In 1981 (and to some extent, before) the US economy took up smoking. Hey, smoking give you a boost; it may even make you more productive. Those cigarettes look sophisticated, now don’t they? And if you’re a woman, you now can smoke like a man; if you’re a man, you’re now a cowboy!
Of course, as most smokers end up realizing, decades later, it was a very bad decision. Oh there’s those pointy-headed intellectuals called “doctors” who tried to warn you, but who listens to pointy-heads?
Maybe even now, the problems could be fixed. But like the addicted smoker, smoking through the hole in his windpipe they cut for his/her cancer, old habits die hard.
ProNewerDeal
Spud “never should gold be considered the same as cash”. I did NOT say that. I said “Gold is not listed in the “reserve currency market share”, & in my view it should be considered. Or also publish a new 2nd metric “reserve currency + precious metals market share”.

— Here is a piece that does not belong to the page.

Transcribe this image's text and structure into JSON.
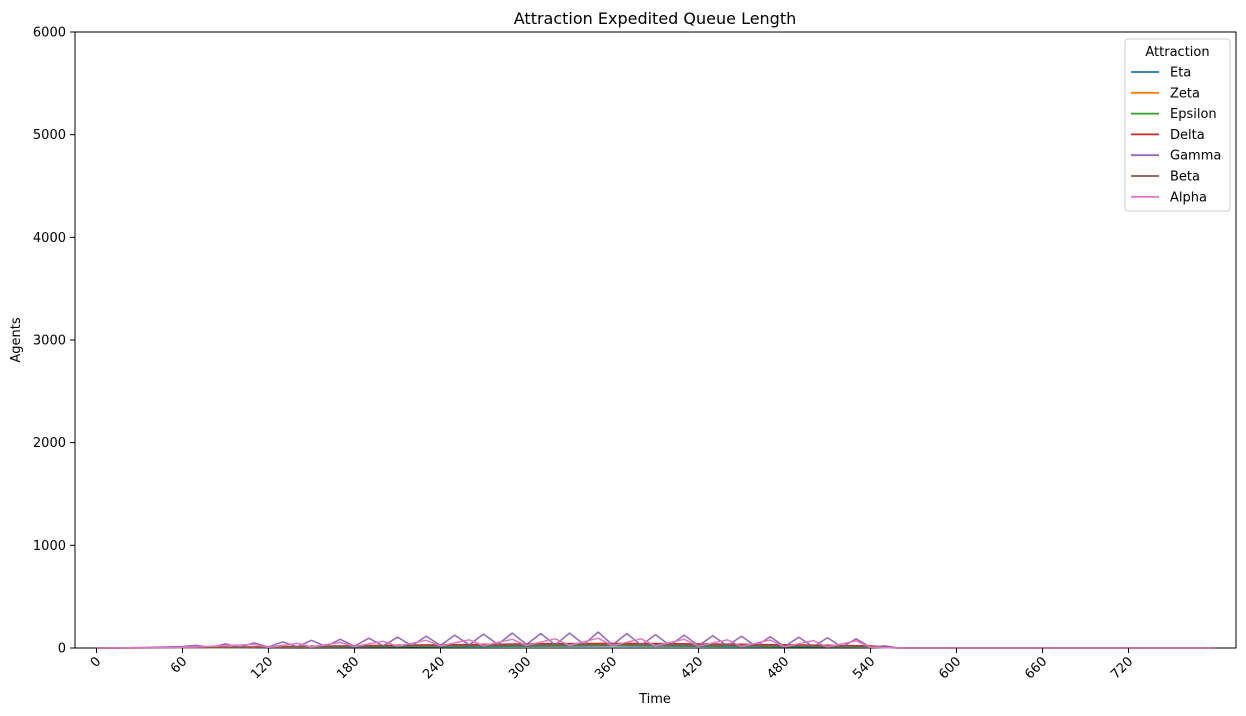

There have been reports Central Banks including China have been increasing gold reserves. I could see a hypothetical & possible scenario where on an aggregately Central Banks sell 20% of their US & Euro Bonds, increase gold, and reserve currency market share “increases” of the USD from 58% to 59%, EUR from 20% to 21%.
Excluding gold obsures what is actually occurring with Central Bank reserves.